Quando diz que não existe sofrimento, ele quer dizer que o sofrimento é
composto inteiramente por coisas que não são sofrimento. Se você sofre ou não,
isso vai depender de muitas coisas. O ar frio pode doer quando não usamos
roupas quentes mas, com as roupas adequadas, o ar frio pode ser uma bênção. O
sofrimento não é algo objetivo. Ele depende da forma como percebemos as
coisas. Existem coisas que causam sofrimento a uma pessoa, mas não a outras,
assim como existem coisas que causam alegria a alguns e não a outros. As quatro
nobres verdades foram apresentadas pelo Buddha como algo relativo, que ajuda a
pessoa a atravessar a porta inicial e a começar a praticar, mas não
representam seus ensinamentos mais profundos. Olhando através do ponto de vista
da interdependência, sempre podemos reconciliar as duas verdades [relativa e
absoluta]. Quando vemos, entendemos e tocamos a natureza da interdependência,
vemos o Buddha. [...]
Quando Avalokiteshvara declara que os olhos, ouvidos, nariz, língua, corpo e
mente são vazios, isso quer dizer que eles não podem ser considerados qualquer
coisa por si mesmos. Não-eu [ou vazio, vacuidade] quer dizer que você é feito
de elementos que não são você. [...] As três qualidades do Dharma são as
chaves de que dispomos para abrir as três portas da liberação — a vacuidade
(sânsc. shunyata), a ausência de imagens (sânsc. animitta) e a
ausência de objetivo (sânsc. apranihita). Todas as escolas do buddhismo
aceitam o ensinamento das três portas da liberação. Essas três portas às
vezes são chamadas de três concentrações. Quando passamos por essas portas,
adquirimos a concentração e nos libertamos do medo, da confusão e da
tristeza. [...]
O vazio sempre significa vazio de alguma coisa. O copo está vazio de água e a
tigela está vazia de sopa. Nós estamos vazios de um "eu"

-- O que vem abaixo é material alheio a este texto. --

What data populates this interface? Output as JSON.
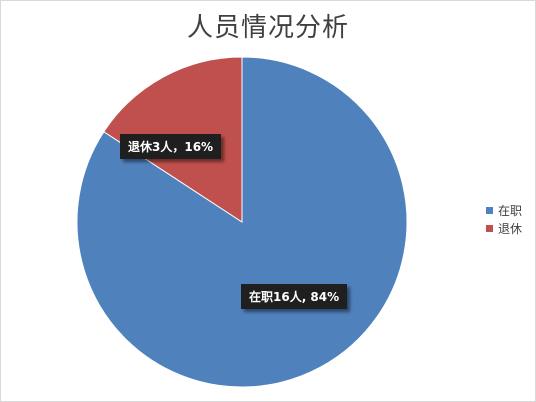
{
  "chart_data": {
    "type": "pie",
    "title": "人员情况分析",
    "categories": [
      "在职",
      "退休"
    ],
    "values": [
      16,
      3
    ],
    "percentages": [
      "84%",
      "16%"
    ],
    "data_labels": [
      "在职16人, 84%",
      "退休3人，16%"
    ],
    "colors": [
      "#4f81bd",
      "#c0504d"
    ],
    "legend_position": "right"
  }
}
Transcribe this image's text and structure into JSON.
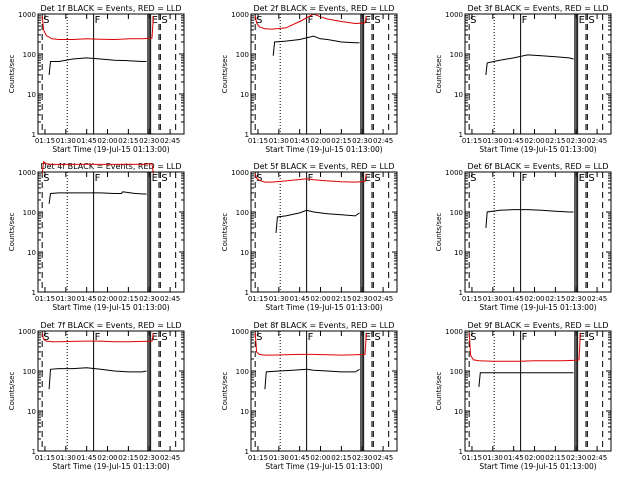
{
  "figure": {
    "colors": {
      "events": "#000000",
      "lld": "#dd0000",
      "axes": "#000000",
      "background": "#ffffff"
    },
    "common": {
      "type": "line",
      "ylabel": "Counts/sec",
      "yscale": "log",
      "ylim": [
        1,
        1000
      ],
      "y_ticks": [
        1,
        10,
        100,
        1000
      ],
      "y_tick_labels": [
        "1",
        "10",
        "100",
        "1000"
      ],
      "xlim": [
        "01:10",
        "02:55"
      ],
      "x_ticks": [
        "01:15",
        "01:30",
        "01:45",
        "02:00",
        "02:15",
        "02:30",
        "02:45"
      ],
      "xlabel": "Start Time (19-Jul-15 01:13:00)",
      "markers": [
        {
          "label": "S",
          "time": "01:13",
          "style": "dashed"
        },
        {
          "label": "",
          "time": "01:31",
          "style": "dotted"
        },
        {
          "label": "F",
          "time": "01:50",
          "style": "solid"
        },
        {
          "label": "",
          "time": "02:29",
          "style": "solid"
        },
        {
          "label": "",
          "time": "02:30",
          "style": "solid"
        },
        {
          "label": "E",
          "time": "02:31",
          "style": "solid"
        },
        {
          "label": "",
          "time": "02:37",
          "style": "dashed"
        },
        {
          "label": "S",
          "time": "02:38",
          "style": "dashed"
        },
        {
          "label": "",
          "time": "02:49",
          "style": "dashed"
        }
      ]
    }
  },
  "chart_data": [
    {
      "type": "line",
      "title": "Det 1f BLACK = Events, RED = LLD",
      "series": [
        {
          "name": "Events",
          "x": [
            "01:18",
            "01:19",
            "01:25",
            "01:35",
            "01:45",
            "01:55",
            "02:05",
            "02:15",
            "02:25",
            "02:28"
          ],
          "y": [
            30,
            65,
            65,
            75,
            80,
            75,
            70,
            68,
            65,
            65
          ]
        },
        {
          "name": "LLD",
          "x": [
            "01:13",
            "01:14",
            "01:16",
            "01:20",
            "01:25",
            "01:35",
            "01:45",
            "01:55",
            "02:05",
            "02:15",
            "02:25",
            "02:32",
            "02:33"
          ],
          "y": [
            900,
            400,
            290,
            240,
            230,
            230,
            240,
            235,
            230,
            240,
            240,
            250,
            900
          ]
        }
      ]
    },
    {
      "type": "line",
      "title": "Det 2f BLACK = Events, RED = LLD",
      "series": [
        {
          "name": "Events",
          "x": [
            "01:26",
            "01:27",
            "01:35",
            "01:45",
            "01:55",
            "02:00",
            "02:05",
            "02:15",
            "02:25",
            "02:28"
          ],
          "y": [
            90,
            200,
            210,
            230,
            280,
            240,
            230,
            200,
            190,
            190
          ]
        },
        {
          "name": "LLD",
          "x": [
            "01:13",
            "01:14",
            "01:16",
            "01:20",
            "01:25",
            "01:35",
            "01:45",
            "01:55",
            "02:00",
            "02:05",
            "02:15",
            "02:25",
            "02:32",
            "02:33"
          ],
          "y": [
            900,
            600,
            480,
            430,
            420,
            450,
            650,
            1000,
            850,
            750,
            650,
            580,
            600,
            900
          ]
        }
      ]
    },
    {
      "type": "line",
      "title": "Det 3f BLACK = Events, RED = LLD",
      "series": [
        {
          "name": "Events",
          "x": [
            "01:25",
            "01:26",
            "01:35",
            "01:45",
            "01:55",
            "02:05",
            "02:15",
            "02:25",
            "02:28"
          ],
          "y": [
            30,
            60,
            70,
            80,
            95,
            90,
            85,
            80,
            75
          ]
        },
        {
          "name": "LLD",
          "x": [],
          "y": []
        }
      ]
    },
    {
      "type": "line",
      "title": "Det 4f BLACK = Events, RED = LLD",
      "series": [
        {
          "name": "Events",
          "x": [
            "01:18",
            "01:19",
            "01:25",
            "01:35",
            "01:45",
            "01:55",
            "02:05",
            "02:10",
            "02:11",
            "02:20",
            "02:28"
          ],
          "y": [
            160,
            290,
            300,
            300,
            300,
            300,
            290,
            290,
            320,
            290,
            280
          ]
        },
        {
          "name": "LLD",
          "x": [
            "01:13",
            "01:14",
            "01:16",
            "01:20",
            "01:25",
            "01:35",
            "01:45",
            "01:55",
            "02:05",
            "02:15",
            "02:25",
            "02:32",
            "02:33"
          ],
          "y": [
            900,
            1800,
            1600,
            1550,
            1550,
            1550,
            1560,
            1550,
            1550,
            1560,
            1550,
            1600,
            900
          ]
        }
      ]
    },
    {
      "type": "line",
      "title": "Det 5f BLACK = Events, RED = LLD",
      "series": [
        {
          "name": "Events",
          "x": [
            "01:28",
            "01:29",
            "01:35",
            "01:45",
            "01:50",
            "01:55",
            "02:05",
            "02:15",
            "02:25",
            "02:28"
          ],
          "y": [
            30,
            75,
            80,
            95,
            110,
            100,
            90,
            85,
            80,
            95
          ]
        },
        {
          "name": "LLD",
          "x": [
            "01:13",
            "01:14",
            "01:16",
            "01:20",
            "01:25",
            "01:35",
            "01:45",
            "01:50",
            "01:55",
            "02:05",
            "02:15",
            "02:25",
            "02:32",
            "02:33"
          ],
          "y": [
            900,
            700,
            620,
            560,
            560,
            600,
            650,
            680,
            640,
            600,
            570,
            560,
            580,
            900
          ]
        }
      ]
    },
    {
      "type": "line",
      "title": "Det 6f BLACK = Events, RED = LLD",
      "series": [
        {
          "name": "Events",
          "x": [
            "01:25",
            "01:26",
            "01:35",
            "01:45",
            "01:55",
            "02:05",
            "02:15",
            "02:25",
            "02:28"
          ],
          "y": [
            40,
            100,
            110,
            115,
            115,
            110,
            105,
            100,
            100
          ]
        },
        {
          "name": "LLD",
          "x": [],
          "y": []
        }
      ]
    },
    {
      "type": "line",
      "title": "Det 7f BLACK = Events, RED = LLD",
      "series": [
        {
          "name": "Events",
          "x": [
            "01:18",
            "01:19",
            "01:25",
            "01:35",
            "01:45",
            "01:55",
            "02:05",
            "02:15",
            "02:25",
            "02:28"
          ],
          "y": [
            35,
            110,
            115,
            115,
            120,
            110,
            100,
            95,
            95,
            100
          ]
        },
        {
          "name": "LLD",
          "x": [
            "01:13",
            "01:14",
            "01:16",
            "01:20",
            "01:25",
            "01:35",
            "01:45",
            "01:55",
            "02:05",
            "02:15",
            "02:25",
            "02:32",
            "02:33"
          ],
          "y": [
            900,
            620,
            560,
            540,
            540,
            550,
            560,
            560,
            540,
            540,
            550,
            560,
            900
          ]
        }
      ]
    },
    {
      "type": "line",
      "title": "Det 8f BLACK = Events, RED = LLD",
      "series": [
        {
          "name": "Events",
          "x": [
            "01:20",
            "01:21",
            "01:30",
            "01:40",
            "01:50",
            "01:55",
            "02:05",
            "02:15",
            "02:25",
            "02:28"
          ],
          "y": [
            35,
            95,
            100,
            105,
            110,
            105,
            100,
            95,
            95,
            110
          ]
        },
        {
          "name": "LLD",
          "x": [
            "01:13",
            "01:14",
            "01:16",
            "01:20",
            "01:25",
            "01:35",
            "01:45",
            "01:55",
            "02:05",
            "02:15",
            "02:25",
            "02:32",
            "02:33"
          ],
          "y": [
            900,
            300,
            260,
            250,
            250,
            255,
            260,
            260,
            255,
            250,
            255,
            260,
            900
          ]
        }
      ]
    },
    {
      "type": "line",
      "title": "Det 9f BLACK = Events, RED = LLD",
      "series": [
        {
          "name": "Events",
          "x": [
            "01:20",
            "01:21",
            "01:30",
            "01:40",
            "01:50",
            "02:00",
            "02:10",
            "02:20",
            "02:28"
          ],
          "y": [
            40,
            90,
            90,
            90,
            90,
            90,
            90,
            90,
            90
          ]
        },
        {
          "name": "LLD",
          "x": [
            "01:13",
            "01:14",
            "01:16",
            "01:20",
            "01:30",
            "01:40",
            "01:50",
            "02:00",
            "02:10",
            "02:20",
            "02:30",
            "02:32",
            "02:33"
          ],
          "y": [
            900,
            250,
            190,
            180,
            175,
            175,
            175,
            180,
            180,
            180,
            185,
            190,
            900
          ]
        }
      ]
    }
  ]
}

independente e separado. Não podemos existir sozinhos. Só podemos existir em
inter-relação com tudo o mais que existe no cosmos. A prática consiste em
incentivar a compreensão do vazio durante todo o tempo. Aonde quer que vamos,
entramos em contato com o vazio que existem em tudo. Olhamos para a mesa, o céu
azul, o nosso amigo, a montanha, o rio, a raiva e a felicidade, entendendo que
tudo isso está vazio de um "eu" independente e separado. Quando
contemplamos essas coisas em profundidade, vemos a natureza interdependente de
tudo que existe. O vazio não significa, em absoluto, não-existência.
Significa origem dependente, impermanência e não-eu.
Quando ouvimos falar de vazio, ficamos assustados. Mas depois de praticar por
algum tempo, entendemos que as coisas realmente existem, mas de um modo
diferente do que pensávamos. O vazio é o caminho do meio entre a existência e
a não-existência. A flor não se torna vazia quando murcha e morre, mas sempre
foi vazia em sua essência. Está vazia de um eu independente e separado.
(Thich Nhat Hanh. The
heart of the Buddha's teaching - transforming suffering into peace, joy, and
liberation:
the four noble truths, the noble eightfold path and other basic Buddhist
teachings. Broadway Books: New York, 1999.)